Search Engine Marketing Weblog:
"Sphere has an advanced search algorithm that hunts out relevant high quality and timely blog postings. Sphere
scours the web searching out highly relevant new content relating to your search, and filtering out spam results.
Sphere is said to be a faster way to search blogs, with rich added features....Personally, I am not overly impressed
with the tool. It is nice that they provide up to 7 lines of copy from the related blog in search results, but I did
not find that the posting were relavant enough."
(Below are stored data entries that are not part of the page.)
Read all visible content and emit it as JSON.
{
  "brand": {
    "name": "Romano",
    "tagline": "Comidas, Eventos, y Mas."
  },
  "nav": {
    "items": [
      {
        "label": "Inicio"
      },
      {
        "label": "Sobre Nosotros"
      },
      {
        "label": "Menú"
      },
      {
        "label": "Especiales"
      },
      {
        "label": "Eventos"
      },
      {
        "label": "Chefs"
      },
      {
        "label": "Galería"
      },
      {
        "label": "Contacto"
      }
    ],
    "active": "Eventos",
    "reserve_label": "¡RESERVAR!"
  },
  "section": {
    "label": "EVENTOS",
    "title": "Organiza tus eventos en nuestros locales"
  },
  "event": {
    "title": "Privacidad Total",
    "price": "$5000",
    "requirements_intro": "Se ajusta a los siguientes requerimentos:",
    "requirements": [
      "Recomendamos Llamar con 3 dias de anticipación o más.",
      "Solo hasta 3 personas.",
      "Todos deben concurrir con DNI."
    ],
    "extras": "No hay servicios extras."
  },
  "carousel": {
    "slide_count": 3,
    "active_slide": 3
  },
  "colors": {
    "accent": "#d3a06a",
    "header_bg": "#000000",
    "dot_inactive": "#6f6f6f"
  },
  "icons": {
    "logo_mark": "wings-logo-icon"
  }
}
Businessweek: "...My favorite feature is the custom day search. You can monitor history with it....Somehow I published the post twice. I've fixed that. An hour and 20 minutes after posting, I check Sphere to see where it shows up in the results. It appears in the results organized by time, but not in relevance. TechCrunch, Micropersuasion and others are all viewed as highly relevant--but not mine. Why is that? Maybe the Sphere engine saw my duplicate post and figured I was less than serious. But the engine is also engineered to take longer posts more seriously, CEO Tony Conrad has told me. So... By adding this paragraph, do I rise in the relevance rankings? I'll keep an eye out."
ResearchBuzz : "And after
trying out Sphere, I think I like it, but it does have some of the disadvantages of those blog search engines that
index entire pages instead of just RSS feeds...My biggest problem with Sphere was the fact that it apparently indexes
full sites and not RSS feeds only. This means that occasionally you'll get a result, go look at it, and see that it's
on the bottom of a long blog page. Or you'll search for a blog name and find zillions of instances of it, but not as
post mentions, but as inclusions on a blogroll. Setting narrow timeframes for the search results (a week or ten days)
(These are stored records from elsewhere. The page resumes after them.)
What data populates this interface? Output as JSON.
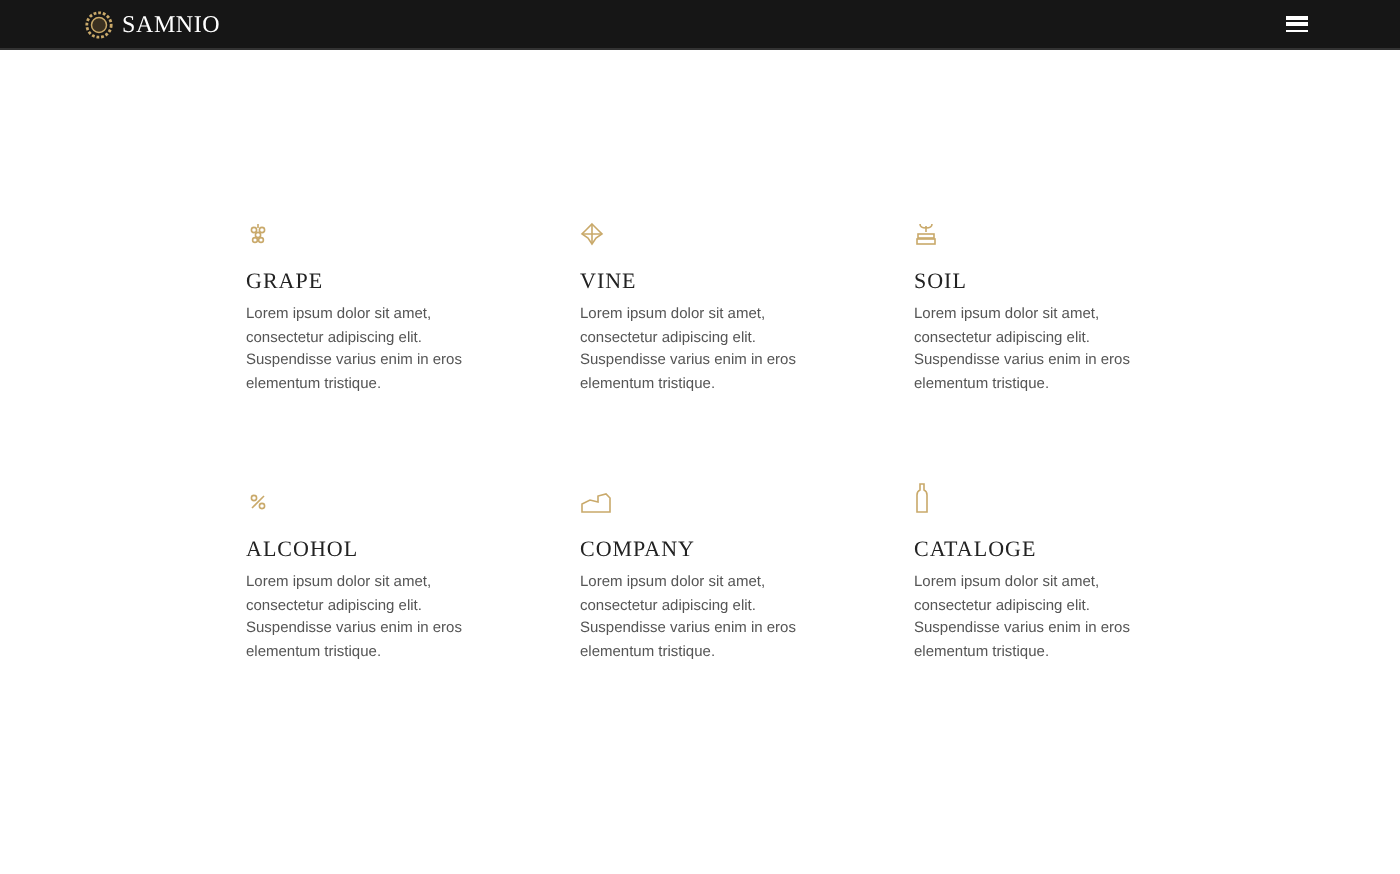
{
  "header": {
    "brand": "SAMNIO"
  },
  "features": [
    {
      "kind": "grape",
      "title": "GRAPE",
      "text": "Lorem ipsum dolor sit amet, consectetur adipiscing elit. Suspendisse varius enim in eros elementum tristique."
    },
    {
      "kind": "vine",
      "title": "VINE",
      "text": "Lorem ipsum dolor sit amet, consectetur adipiscing elit. Suspendisse varius enim in eros elementum tristique."
    },
    {
      "kind": "soil",
      "title": "SOIL",
      "text": "Lorem ipsum dolor sit amet, consectetur adipiscing elit. Suspendisse varius enim in eros elementum tristique."
    },
    {
      "kind": "alcohol",
      "title": "ALCOHOL",
      "text": "Lorem ipsum dolor sit amet, consectetur adipiscing elit. Suspendisse varius enim in eros elementum tristique."
    },
    {
      "kind": "company",
      "title": "COMPANY",
      "text": "Lorem ipsum dolor sit amet, consectetur adipiscing elit. Suspendisse varius enim in eros elementum tristique."
    },
    {
      "kind": "cataloge",
      "title": "CATALOGE",
      "text": "Lorem ipsum dolor sit amet, consectetur adipiscing elit. Suspendisse varius enim in eros elementum tristique."
    }
  ]
}
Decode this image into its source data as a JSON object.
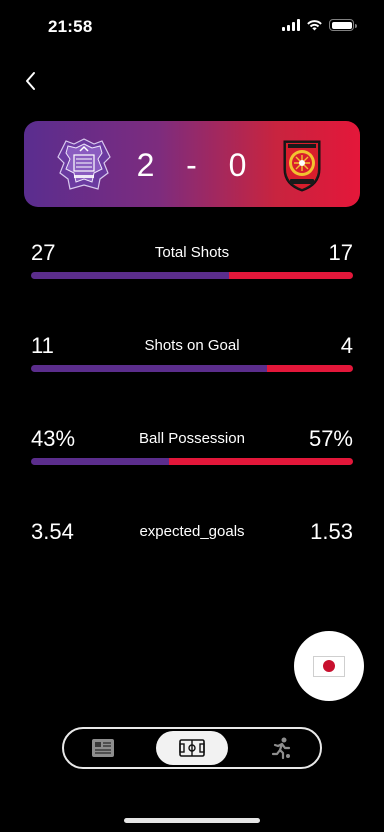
{
  "status_bar": {
    "time": "21:58"
  },
  "match": {
    "home_score": "2",
    "separator": "-",
    "away_score": "0",
    "home_color": "#5b2d8c",
    "away_color": "#e3173a"
  },
  "stats": [
    {
      "label": "Total Shots",
      "home": "27",
      "away": "17",
      "home_share": 0.614
    },
    {
      "label": "Shots on Goal",
      "home": "11",
      "away": "4",
      "home_share": 0.733
    },
    {
      "label": "Ball Possession",
      "home": "43%",
      "away": "57%",
      "home_share": 0.43
    },
    {
      "label": "expected_goals",
      "home": "3.54",
      "away": "1.53"
    }
  ],
  "icons": {
    "back": "chevron-left-icon",
    "home_crest": "home-team-crest",
    "away_crest": "away-team-crest",
    "language": "japan-flag-icon",
    "tabs": [
      "news-icon",
      "pitch-icon",
      "player-running-icon"
    ]
  },
  "tabs": {
    "active_index": 1
  }
}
seems to tone down this problem some. "
The Social Software Blog: "Good
support for RSS, results that look useful, multimedia options, AJAX, date and relevance variables. The downsides
are that there doesn't appear to be a FireFox plug-in yet, no support for tagging or other user applied metadata and a
widget that only works with TypePad. That it's not based entirely on inbound links and doesn't support tags means
that the algorithm really takes a different approach."